As a boy, my hero was Mickey Mantle (the fact that the number “7” is my favorite number is my testimony to him). In my N.Y. neighborhood, he was every boy’s idol. I didn’t play organized baseball until I moved out of NY but I played stickball every day (and a double-header on Sundays), unless there was snow on the ground, then we played football! Since we didn’t have uniforms, we made our own; usually an old tee shirt. With a laundry marker we would draw the “NY” logo (we definitely didn’t bother to seek the licensing approval of MLB) and obviously the number “7” on the back of the shirt. Everybody had the same shirt! It was as if no other numbers existed. We all wanted to hit, run and catch like “Da Mick”. We didn’t know that he even had a life outside of baseball. I guess we all thought that he slept in his locker until the next day’s game.

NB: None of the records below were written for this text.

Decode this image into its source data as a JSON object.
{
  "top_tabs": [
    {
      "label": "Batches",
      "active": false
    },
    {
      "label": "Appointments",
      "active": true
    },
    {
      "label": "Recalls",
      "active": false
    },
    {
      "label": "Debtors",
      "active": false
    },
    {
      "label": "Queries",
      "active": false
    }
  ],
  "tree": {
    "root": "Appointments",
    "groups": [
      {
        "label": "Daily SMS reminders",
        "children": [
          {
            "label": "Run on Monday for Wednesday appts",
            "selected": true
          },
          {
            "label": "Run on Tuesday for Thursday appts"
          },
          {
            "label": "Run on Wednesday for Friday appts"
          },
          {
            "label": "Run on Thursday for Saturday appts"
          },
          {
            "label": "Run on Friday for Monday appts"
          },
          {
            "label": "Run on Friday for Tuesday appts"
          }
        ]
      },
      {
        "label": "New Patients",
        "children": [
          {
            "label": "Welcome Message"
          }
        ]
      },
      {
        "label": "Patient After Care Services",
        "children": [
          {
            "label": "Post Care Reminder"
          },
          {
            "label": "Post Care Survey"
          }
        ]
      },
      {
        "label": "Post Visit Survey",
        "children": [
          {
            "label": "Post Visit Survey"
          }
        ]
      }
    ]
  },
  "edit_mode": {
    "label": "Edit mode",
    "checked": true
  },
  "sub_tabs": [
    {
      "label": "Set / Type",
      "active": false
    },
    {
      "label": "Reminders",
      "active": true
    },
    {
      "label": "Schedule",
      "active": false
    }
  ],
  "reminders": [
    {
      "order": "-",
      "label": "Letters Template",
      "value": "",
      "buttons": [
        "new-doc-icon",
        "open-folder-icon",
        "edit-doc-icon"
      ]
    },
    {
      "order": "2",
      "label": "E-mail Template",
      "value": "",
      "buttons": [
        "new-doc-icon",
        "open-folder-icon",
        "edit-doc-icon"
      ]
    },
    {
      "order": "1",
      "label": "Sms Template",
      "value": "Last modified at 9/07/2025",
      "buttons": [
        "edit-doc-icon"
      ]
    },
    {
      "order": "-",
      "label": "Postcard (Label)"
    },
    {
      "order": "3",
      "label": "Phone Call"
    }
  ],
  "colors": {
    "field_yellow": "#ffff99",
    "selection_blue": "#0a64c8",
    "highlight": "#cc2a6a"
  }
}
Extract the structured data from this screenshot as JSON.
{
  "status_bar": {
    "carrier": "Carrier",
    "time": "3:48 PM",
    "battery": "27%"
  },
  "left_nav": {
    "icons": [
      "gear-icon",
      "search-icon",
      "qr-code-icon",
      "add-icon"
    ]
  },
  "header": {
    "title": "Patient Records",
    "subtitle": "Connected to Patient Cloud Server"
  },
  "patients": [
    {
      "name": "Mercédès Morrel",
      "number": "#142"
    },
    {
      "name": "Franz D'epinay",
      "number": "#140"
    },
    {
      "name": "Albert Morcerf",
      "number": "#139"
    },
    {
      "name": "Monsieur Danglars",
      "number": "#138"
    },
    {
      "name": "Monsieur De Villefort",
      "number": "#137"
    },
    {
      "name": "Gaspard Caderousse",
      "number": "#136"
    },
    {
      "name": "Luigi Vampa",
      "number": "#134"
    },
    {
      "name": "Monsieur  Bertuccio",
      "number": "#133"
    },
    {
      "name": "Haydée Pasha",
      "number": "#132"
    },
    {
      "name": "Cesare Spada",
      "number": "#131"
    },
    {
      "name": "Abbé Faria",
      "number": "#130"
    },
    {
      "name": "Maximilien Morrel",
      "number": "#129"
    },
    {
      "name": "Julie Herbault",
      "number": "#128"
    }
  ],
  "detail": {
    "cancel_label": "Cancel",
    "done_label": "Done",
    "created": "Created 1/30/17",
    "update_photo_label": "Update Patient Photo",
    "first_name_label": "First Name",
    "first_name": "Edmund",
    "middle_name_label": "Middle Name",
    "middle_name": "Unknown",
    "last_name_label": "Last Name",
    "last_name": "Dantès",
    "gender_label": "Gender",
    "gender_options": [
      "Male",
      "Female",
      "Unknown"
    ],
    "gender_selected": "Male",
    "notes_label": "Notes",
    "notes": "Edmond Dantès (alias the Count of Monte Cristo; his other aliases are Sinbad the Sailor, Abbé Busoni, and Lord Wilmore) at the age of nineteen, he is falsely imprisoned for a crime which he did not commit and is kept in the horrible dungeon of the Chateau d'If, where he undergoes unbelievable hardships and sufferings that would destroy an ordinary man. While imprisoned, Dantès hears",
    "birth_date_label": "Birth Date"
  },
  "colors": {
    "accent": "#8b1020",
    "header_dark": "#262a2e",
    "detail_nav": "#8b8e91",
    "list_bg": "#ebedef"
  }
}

As I grew older, tales of his ‘off-field’ exploits reached my awareness: Da Mick loved to ‘partay’. And drink. He drank so much that he ended up needing a new liver (see Wikipedia reference) and got one almost immediately, bypassing others who were on the waiting list. His private life was not one to be envied. Now when I think of him, I am reminded of two quotes of his: 1)”If I had known I was going to live this long, I would’ve taken better care of myself” and, 2)”Here’s a role model, don’t be like me”.

Let’s try not to put people on pedestals. We’re all bound to fall; it is part of the human condition. As a result of these falls we learn humility and to seek forgiveness; as a result of our ‘falls’, we also learn to respect and appreciate our place in the grand scheme of the universe.

“…if you compare yourself with others, you may become vain and bitter;
for there will always be greater and lesser persons than yourself.” (Desiderata, by Max Ehrmann

If we need heroes, then I suggest we look to a simple carpenter, who so changed the world, that our days are measured in relation to when he appeared.